羽皐隠史(高瀬真卿) 著, 日報社, 明治43年6月出版

「刀剣談」は「東京日々新聞」に掲載するために五十回書いて、 読者の希望で「続刀剣談」として 二十五回書き継いで、二十回余り書き添えたものを、 一冊の本としてまとめたもの。
(はしがきより)
http://dl.ndl.go.jp/info:ndljp/pid/854220 (オンライン閲覧可)

第二門 御物

P21 (コマ番号35)小烏丸の項
(略:小烏丸の話)
『然に奮幕時代に、此寶刀が伊勢貞丈の家に伝つてゐたと云ふ話が知れ、
維新後に宗伯爵が足利家より小笠原へ賜た鶯丸(後に此刀の事は説く)と共に 小烏を買取て秘蔵したが、宗家は平知盛の子孫と云ふ事だから、
平家の重代が同家に入ったのも面白い事ことである。 』
=> 鶯丸は明治21年まで確実に小笠原家にあり、宗家に在ったのは明治32〜39なので "小烏丸と共に"というのは正しくない。=> 明治期まとめ参照

P25 (コマ番号37) 備前友成の項
『御物の中にある備前友成の御太刀に就て吾等の密に伺ふ處では 水戸家重代の友成、是は烈公*1殊の他御秘蔵で、 金の兵庫鎖りの御拵へが出来て居た。 柄は朱糸で巻て鞘は銀の薄がねで包み、 金にて「紅葉と身はちぬとも武士の名をば雲井の風にあぐらん」 と御自筆を象眼にしてある。この御太刀は烈公正一位の御贈位が あつたとき*2献上した物である。
また越前勝山の小笠原家重代の鶯丸友成、この太刀は足利尊氏(原文ママ)より 小笠原家の祖先が賜つたもので、維新後いかなる謂か宗伯爵の先代*3が 小烏丸と共に手に入れて持て居られたが、小烏丸は献上して 御物となり、この鶯丸のみ二三年前まで宗家にあつた*4のを、 田中伯(光顕)が買受て献上した。
其から姫路の酒井家より献上の友成がある、 別役少将*5の話に鶯丸は生忠(うぶなかご)で備前国友成と五字銘がある、 友成中尤も優れた出来ということである、 序に友成の今日現存して在るのを申せば、伊勢の大神宮に一振、 毛利侯爵家に一振、毛府の毛利子爵家に一振、 厳島神社に一振、これは 平宗盛の太刀、春日神社に一振、談山神社に一振、帝國博物館に一振、 子爵吉川家に一振、まづ欺うである、近ごろ承れは厳島と淡山神社の 友成も御物になつた*6とのことである。
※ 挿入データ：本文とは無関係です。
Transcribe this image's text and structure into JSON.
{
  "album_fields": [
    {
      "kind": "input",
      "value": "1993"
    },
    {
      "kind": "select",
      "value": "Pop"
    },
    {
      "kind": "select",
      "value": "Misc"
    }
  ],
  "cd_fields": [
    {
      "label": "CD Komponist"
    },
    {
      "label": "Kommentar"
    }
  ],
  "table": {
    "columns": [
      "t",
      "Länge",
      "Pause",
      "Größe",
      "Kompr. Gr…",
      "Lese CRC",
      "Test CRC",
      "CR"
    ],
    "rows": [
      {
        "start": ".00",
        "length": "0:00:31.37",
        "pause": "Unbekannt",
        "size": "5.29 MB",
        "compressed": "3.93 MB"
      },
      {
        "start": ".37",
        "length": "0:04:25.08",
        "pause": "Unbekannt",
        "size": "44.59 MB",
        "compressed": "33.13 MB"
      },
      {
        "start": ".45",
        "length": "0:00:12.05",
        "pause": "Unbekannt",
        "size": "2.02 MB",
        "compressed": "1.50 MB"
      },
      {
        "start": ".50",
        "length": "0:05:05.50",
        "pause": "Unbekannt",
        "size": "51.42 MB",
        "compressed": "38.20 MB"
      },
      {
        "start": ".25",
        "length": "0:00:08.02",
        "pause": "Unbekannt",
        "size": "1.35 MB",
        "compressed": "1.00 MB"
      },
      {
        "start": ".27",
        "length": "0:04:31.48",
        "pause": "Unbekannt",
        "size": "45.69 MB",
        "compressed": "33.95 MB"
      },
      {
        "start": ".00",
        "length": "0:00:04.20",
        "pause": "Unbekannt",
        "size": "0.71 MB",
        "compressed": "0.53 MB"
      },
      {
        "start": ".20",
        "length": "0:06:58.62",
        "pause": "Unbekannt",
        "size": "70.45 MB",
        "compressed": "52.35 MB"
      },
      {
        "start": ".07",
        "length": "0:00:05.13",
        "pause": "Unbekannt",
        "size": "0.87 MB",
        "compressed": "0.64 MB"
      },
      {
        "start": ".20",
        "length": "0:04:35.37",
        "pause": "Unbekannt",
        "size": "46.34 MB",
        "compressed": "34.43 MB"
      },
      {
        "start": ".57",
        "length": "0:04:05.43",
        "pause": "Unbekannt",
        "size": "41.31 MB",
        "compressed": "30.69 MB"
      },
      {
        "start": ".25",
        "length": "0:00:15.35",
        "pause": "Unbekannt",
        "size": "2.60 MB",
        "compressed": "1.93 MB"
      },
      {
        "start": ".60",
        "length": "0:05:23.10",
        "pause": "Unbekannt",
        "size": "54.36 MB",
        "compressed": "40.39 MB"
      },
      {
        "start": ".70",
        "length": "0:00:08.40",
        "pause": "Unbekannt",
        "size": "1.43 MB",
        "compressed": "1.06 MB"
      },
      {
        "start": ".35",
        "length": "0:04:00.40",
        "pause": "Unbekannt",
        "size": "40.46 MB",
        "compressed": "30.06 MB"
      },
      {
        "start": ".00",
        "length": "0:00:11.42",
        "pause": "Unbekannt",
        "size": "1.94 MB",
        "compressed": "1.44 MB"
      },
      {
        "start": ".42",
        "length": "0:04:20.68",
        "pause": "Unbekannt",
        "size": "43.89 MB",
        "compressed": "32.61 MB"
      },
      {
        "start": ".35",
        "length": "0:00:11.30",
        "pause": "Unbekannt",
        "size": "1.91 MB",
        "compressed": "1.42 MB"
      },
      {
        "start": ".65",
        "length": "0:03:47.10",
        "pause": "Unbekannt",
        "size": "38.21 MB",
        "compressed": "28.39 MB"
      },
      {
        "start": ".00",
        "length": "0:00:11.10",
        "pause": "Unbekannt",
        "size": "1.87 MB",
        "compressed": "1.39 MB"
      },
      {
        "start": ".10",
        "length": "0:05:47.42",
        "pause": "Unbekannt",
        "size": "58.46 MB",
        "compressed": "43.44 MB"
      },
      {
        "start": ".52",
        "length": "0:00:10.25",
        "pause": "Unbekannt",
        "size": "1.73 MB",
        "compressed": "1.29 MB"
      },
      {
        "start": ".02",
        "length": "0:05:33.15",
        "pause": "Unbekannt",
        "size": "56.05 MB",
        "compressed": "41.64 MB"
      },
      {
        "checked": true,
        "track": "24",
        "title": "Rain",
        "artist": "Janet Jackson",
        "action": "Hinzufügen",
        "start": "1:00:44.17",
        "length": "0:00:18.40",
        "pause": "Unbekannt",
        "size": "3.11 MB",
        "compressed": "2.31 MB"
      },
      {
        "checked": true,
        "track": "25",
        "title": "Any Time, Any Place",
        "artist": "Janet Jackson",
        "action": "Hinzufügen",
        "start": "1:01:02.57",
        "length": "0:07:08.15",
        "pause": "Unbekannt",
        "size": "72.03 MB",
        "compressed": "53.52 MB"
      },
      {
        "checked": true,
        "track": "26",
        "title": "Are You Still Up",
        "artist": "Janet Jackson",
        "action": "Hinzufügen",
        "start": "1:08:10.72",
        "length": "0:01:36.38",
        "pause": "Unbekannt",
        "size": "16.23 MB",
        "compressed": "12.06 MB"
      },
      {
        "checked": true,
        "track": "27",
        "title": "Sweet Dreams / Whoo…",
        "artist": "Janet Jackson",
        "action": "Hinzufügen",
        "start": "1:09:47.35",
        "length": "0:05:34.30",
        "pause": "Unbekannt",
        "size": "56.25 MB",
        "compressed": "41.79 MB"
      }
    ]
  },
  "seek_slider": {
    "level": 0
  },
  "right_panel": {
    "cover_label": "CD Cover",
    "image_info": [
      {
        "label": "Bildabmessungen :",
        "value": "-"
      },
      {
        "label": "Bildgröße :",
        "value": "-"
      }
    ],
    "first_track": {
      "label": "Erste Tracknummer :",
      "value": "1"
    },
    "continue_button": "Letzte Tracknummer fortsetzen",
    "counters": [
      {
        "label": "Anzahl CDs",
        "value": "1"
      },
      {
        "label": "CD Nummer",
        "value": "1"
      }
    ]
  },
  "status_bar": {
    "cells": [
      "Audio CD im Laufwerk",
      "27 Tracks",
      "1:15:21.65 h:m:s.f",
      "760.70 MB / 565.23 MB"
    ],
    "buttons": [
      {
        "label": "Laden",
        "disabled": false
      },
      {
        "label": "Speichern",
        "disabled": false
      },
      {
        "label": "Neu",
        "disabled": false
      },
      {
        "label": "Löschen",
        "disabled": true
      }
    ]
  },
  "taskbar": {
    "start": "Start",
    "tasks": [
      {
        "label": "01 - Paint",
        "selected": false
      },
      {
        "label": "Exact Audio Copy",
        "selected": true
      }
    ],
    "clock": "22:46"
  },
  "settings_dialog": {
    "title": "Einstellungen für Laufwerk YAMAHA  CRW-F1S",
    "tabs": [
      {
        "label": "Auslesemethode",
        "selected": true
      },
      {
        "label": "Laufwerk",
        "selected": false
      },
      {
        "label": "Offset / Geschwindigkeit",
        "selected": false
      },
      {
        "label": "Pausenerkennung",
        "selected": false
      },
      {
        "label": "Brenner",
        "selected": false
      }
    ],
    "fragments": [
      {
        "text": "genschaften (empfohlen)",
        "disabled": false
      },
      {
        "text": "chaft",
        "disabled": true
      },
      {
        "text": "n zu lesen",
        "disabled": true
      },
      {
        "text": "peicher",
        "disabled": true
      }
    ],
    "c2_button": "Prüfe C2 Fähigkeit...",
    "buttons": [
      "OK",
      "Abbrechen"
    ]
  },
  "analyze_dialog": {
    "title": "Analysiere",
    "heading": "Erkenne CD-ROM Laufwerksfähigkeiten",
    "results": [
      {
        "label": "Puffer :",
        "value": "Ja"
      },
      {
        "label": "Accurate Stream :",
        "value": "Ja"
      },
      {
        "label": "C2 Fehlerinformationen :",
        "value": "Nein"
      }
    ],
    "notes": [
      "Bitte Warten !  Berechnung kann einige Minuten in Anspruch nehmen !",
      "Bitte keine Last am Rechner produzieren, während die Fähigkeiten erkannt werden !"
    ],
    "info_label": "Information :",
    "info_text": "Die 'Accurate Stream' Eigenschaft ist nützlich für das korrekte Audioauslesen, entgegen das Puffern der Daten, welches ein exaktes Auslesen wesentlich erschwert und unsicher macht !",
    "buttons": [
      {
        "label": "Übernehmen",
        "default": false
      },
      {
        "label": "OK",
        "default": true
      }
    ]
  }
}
』

*1 烈公=水戸の徳川光圀(いわゆる水戸黄門)
*2 烈公正一位の御贈位があつたとき=明治33年 (常盤神社HPより)
*3 宗伯爵の先代 =宗重正
*4 二三年前まで宗家にあつたのを=出版年明治43年で献上は40年。 オリジナルの記事(下記参照)では明治42年8月の記事に於いて3年ほど前にとあり [C1]『伯爵田中青山』 において「献上前年に手に入れた」と合致。
*5 別役少将=別役(べっちゃく)成義 宮内省御剣係をつとめる刀剣界の重鎮。 明治38年に没のため、献上前鶯丸を見ていると思われる。 宗重正、別役成義、田中光彰は明治33年刀剣会設立の発起人メンバー
『当時の刀剣会は毎月例会があり、名剣を持ち寄り主として刀剣の鑑定をやる。 ( [C1]伯爵田中青山:一木喜徳郎寄稿ヨリ)』
*6 [D6,7]刀剣談話、剣話録によると明治32年時点では厳島と淡山の友成は宮内省に御取寄となっている。